III Parte
ÍNDOLE DA REALEZA DE CRISTO
A Cristo-Rei cabe o poder
legislativo, judicial, executivo.
11. Para dizer, em poucas palavras, a importância e índole desta
realeza, será apenas necessário asserir que abrange um tríplice poder
constitutivo, essencial de toda realeza verdadeira. Provam-no de sobejo os
testemunhos de toda a Escritura no tocante à dominação universal de nosso
Redentor, e é artigo de fé católica: Cristo Jesus foi dado aos homens não só
como Redentor, que lhes merece toda confiança, mas também como Legislador, a
quem devemos prestar obediência (Conc. Trid., Sess. 6, can. 21). E, com
efeito, não dizem os Evangelhos tão só que promulgou leis, mas no-lo
representam no ato de promulgar as leis. A quantos observarem os seus
preceitos, declara o Divino Mestre, em várias ocasiões e de diversos modos, que
com isto mesmo Lhe hão de provar o seu amor e permanecer em sua caridade (Jo
14, 15); 15, 10). — Quanto ao “poder judicial”, declara o
próprio Jesus havê-lo recebido de seu Pai, em resposta aos judeus, que o haviam
acusado de violar o descanso do sábado, curando milagrosamente, neste dia, a um
paralítico. “O Pai, disse-lhes o Salvador, não julga a ninguém, mas
deu todo juízo ao Filho” (Jo 5, 22). Esse poder judicial igualmente inclui
o “direito”, — que se não pode dele separar, —
de “premiar” e “punir” aos homens, mesmo durante a vida. —
A Cristo compete o “poder executivo”, porquanto devem todos
sujeitar-se ao seu domínio, e quem for rebelde não poderá evitar a condenação e
os suplícios, que Jesus prenunciou.
Realeza espiritual.
12. Esta realeza, porém, é principalmente interna e respeita
sobretudo a ordem espiritual. Provam-no com toda evidência as palavras da
Escritura acima referidas, e, em muitas circunstâncias, o proceder do
próprio Salvador. Quando os judeus, e até os Apóstolos, erradamente imaginavam
que o Messias libertaria seu povo para restaurar o reino de Israel, Jesus
desfez o erro e dissipou a ilusória esperança. Quando, tomada de entusiasmo, a
turba, que O cerca, O quer proclamar rei, com a fuga furta-se o
Senhor a estas honras, e oculta-se. Mais tarde, perante o governador romano,
declara que seu reino “não é deste mundo”. Neste reino, tal como no-lo
descreve o Evangelho, é pela penitência que devem os homens entrar. Ninguém,
com efeito, pode nele ser admitido sem a fé e o batismo; mas o batismo,
conquanto seja um rito exterior, figura e realiza uma regeneração interna. Este
reino opõe-se ao reino de Satanás e ao poder das trevas; de seus adeptos exige
o desprendimento não só das riquezas e dos bens terrestres, como ainda a
mansidão, a fome e sede da justiça, a abnegação de si mesmo, para carregar com
a cruz. Foi para adquirir a Igreja que Cristo, enquanto “Redentor”, verteu
o seu sangue; para isto é, que, enquanto“Sacerdote”, se ofereceu e de contínuo
se oferece como vítima. Quem não vê, em conseqüência, que sua realeza deve ser
de índole toda espiritual, e participar da natureza deste seu duplo ofício?

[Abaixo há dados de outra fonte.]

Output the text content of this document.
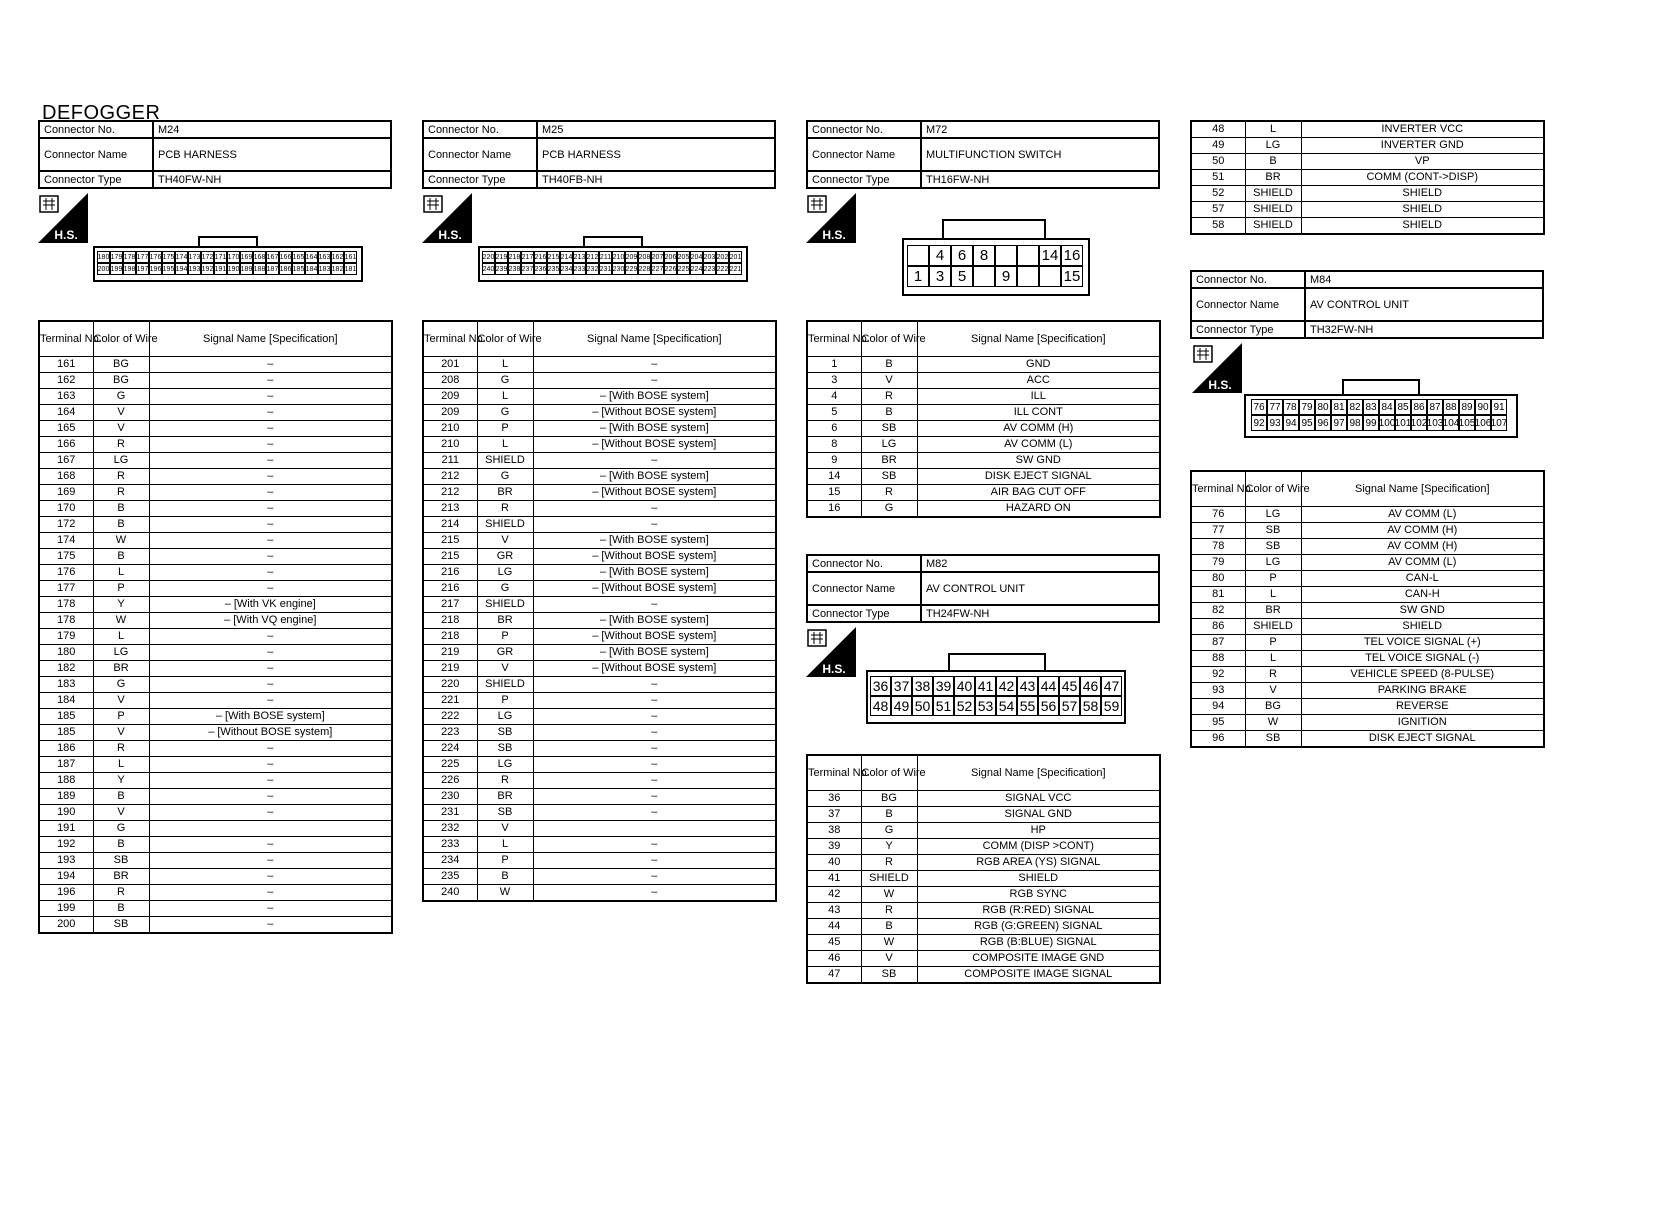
DEFOGGER
Connector No.	M24
Connector Name	PCB HARNESS
Connector Type	TH40FW-NH
H.S.
180 179 178 177 176 175 174 173 172 171 170 169 168 167 166 165 164 163 162 161
200 199 198 197 196 195 194 193 192 191 190 189 188 187 186 185 184 183 182 181
Terminal No.	Color of Wire	Signal Name [Specification]
161	BG	–
162	BG	–
163	G	–
164	V	–
165	V	–
166	R	–
167	LG	–
168	R	–
169	R	–
170	B	–
172	B	–
174	W	–
175	B	–
176	L	–
177	P	–
178	Y	– [With VK engine]
178	W	– [With VQ engine]
179	L	–
180	LG	–
182	BR	–
183	G	–
184	V	–
185	P	– [With BOSE system]
185	V	– [Without BOSE system]
186	R	–
187	L	–
188	Y	–
189	B	–
190	V	–
191	G	
192	B	–
193	SB	–
194	BR	–
196	R	–
199	B	–
200	SB	–
Connector No.	M25
Connector Name	PCB HARNESS
Connector Type	TH40FB-NH
H.S.
220 219 218 217 216 215 214 213 212 211 210 209 208 207 206 205 204 203 202 201
240 239 238 237 236 235 234 233 232 231 230 229 228 227 226 225 224 223 222 221
Terminal No.	Color of Wire	Signal Name [Specification]
201	L	–
208	G	–
209	L	– [With BOSE system]
209	G	– [Without BOSE system]
210	P	– [With BOSE system]
210	L	– [Without BOSE system]
211	SHIELD	–
212	G	– [With BOSE system]
212	BR	– [Without BOSE system]
213	R	–
214	SHIELD	–
215	V	– [With BOSE system]
215	GR	– [Without BOSE system]
216	LG	– [With BOSE system]
216	G	– [Without BOSE system]
217	SHIELD	–
218	BR	– [With BOSE system]
218	P	– [Without BOSE system]
219	GR	– [With BOSE system]
219	V	– [Without BOSE system]
220	SHIELD	–
221	P	–
222	LG	–
223	SB	–
224	SB	–
225	LG	–
226	R	–
230	BR	–
231	SB	–
232	V	
233	L	–
234	P	–
235	B	–
240	W	–
Connector No.	M72
Connector Name	MULTIFUNCTION SWITCH
Connector Type	TH16FW-NH
H.S.
4 6 8	14 16
1 3 5	9	15
Terminal No.	Color of Wire	Signal Name [Specification]
1	B	GND
3	V	ACC
4	R	ILL
5	B	ILL CONT
6	SB	AV COMM (H)
8	LG	AV COMM (L)
9	BR	SW GND
14	SB	DISK EJECT SIGNAL
15	R	AIR BAG CUT OFF
16	G	HAZARD ON
Connector No.	M82
Connector Name	AV CONTROL UNIT
Connector Type	TH24FW-NH
H.S.
36 37 38 39 40 41 42 43 44 45 46 47
48 49 50 51 52 53 54 55 56 57 58 59
Terminal No.	Color of Wire	Signal Name [Specification]
36	BG	SIGNAL VCC
37	B	SIGNAL GND
38	G	HP
39	Y	COMM (DISP >CONT)
40	R	RGB AREA (YS) SIGNAL
41	SHIELD	SHIELD
42	W	RGB SYNC
43	R	RGB (R:RED) SIGNAL
44	B	RGB (G:GREEN) SIGNAL
45	W	RGB (B:BLUE) SIGNAL
46	V	COMPOSITE IMAGE GND
47	SB	COMPOSITE IMAGE SIGNAL
48	L	INVERTER VCC
49	LG	INVERTER GND
50	B	VP
51	BR	COMM (CONT->DISP)
52	SHIELD	SHIELD
57	SHIELD	SHIELD
58	SHIELD	SHIELD
Connector No.	M84
Connector Name	AV CONTROL UNIT
Connector Type	TH32FW-NH
H.S.
76 77 78 79 80 81 82 83 84 85 86 87 88 89 90 91
92 93 94 95 96 97 98 99 100 101 102 103 104 105 106 107
Terminal No.	Color of Wire	Signal Name [Specification]
76	LG	AV COMM (L)
77	SB	AV COMM (H)
78	SB	AV COMM (H)
79	LG	AV COMM (L)
80	P	CAN-L
81	L	CAN-H
82	BR	SW GND
86	SHIELD	SHIELD
87	P	TEL VOICE SIGNAL (+)
88	L	TEL VOICE SIGNAL (-)
92	R	VEHICLE SPEED (8-PULSE)
93	V	PARKING BRAKE
94	BG	REVERSE
95	W	IGNITION
96	SB	DISK EJECT SIGNAL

13. Todavia, fora erro grosseiro denegar a Cristo Homem a soberania
sobre as coisas temporais todas, sejam quais forem. Do Pai recebeu Jesus o mais
absoluto domínio das criaturas, que Lhe permite dispor delas todas como Lhe
aprouver. Contudo, enquanto viveu sobre a Terra, absteve-se totalmente de
exercereste domínio temporal, e desprezou a posse e regimento das coisas
humanas, que deixou — e deixa ainda — ao arbítrio e domínio dos homens. Verdade
graciosamente expressa no conhecido verso: “Não arrebata diademas terrestres,
quem distribui coroas celestes. — Non eripit mortalia, qui regna dat
caelestia” (HinoCrudelis Herodes, of. da Epif.).
Realeza universal.
14. Assim, pois, a realeza do nosso Redentor abraça a totalidade dos
homens. Sobre este ponto, de muito bom grado fazemos Nossas as palavras
seguintes de Nosso Predecessor Leão XIII, de imortal memória: “Seu império
não abrange tão só as nações católicas ou os cristãos batizados, que
juridicamente pertencem à Igreja, ainda quando dela separados por opiniões errôneas
ou pelo cisma: estende-se igualmente e sem exceções aos homens todos, mesmo
alheios à fé cristã, de modo que o império de Cristo Jesus abarca, em todo
rigor da verdade, o gênero humano inteiro” (Encícl. Annum
Sacrum, 25 de Maio de 1899). E, neste particular, não cabe fazer distinção
entre os indivíduos, as famílias e os estados; pois os homens não estão menos
sujeitos à autoridade de Cristo em sua vida coletiva do que na vida individual.
Cristo é fonte única de salvação para as nações como para os indivíduos. “Não
há salvação em nenhum outro; porque abaixo do Céu nenhum outro nome foi dado
aos homens, pelo qual nós devamos ser salvos”(At 4, 12). Dele provêm ao estado
como ao cidadão toda prosperidade e bem-estar verdadeiro. “Uma e única é a
fonte da ventura, assim para as nações como para os indivíduos, pois outra
coisa não é a cidade mais que uma multidão concorde de indivíduos” (S.
Aug., Epist. ad Macedonium, c. 3). Não podem, pois, os homens de governo
recusar à soberania de Cristo, em seu nome pessoal e no de seus povos, públicas
homenagens de respeito e submissão. Com isto, sobre estearem o próprio poder,
hão de promover e aumentar a prosperidade nacional.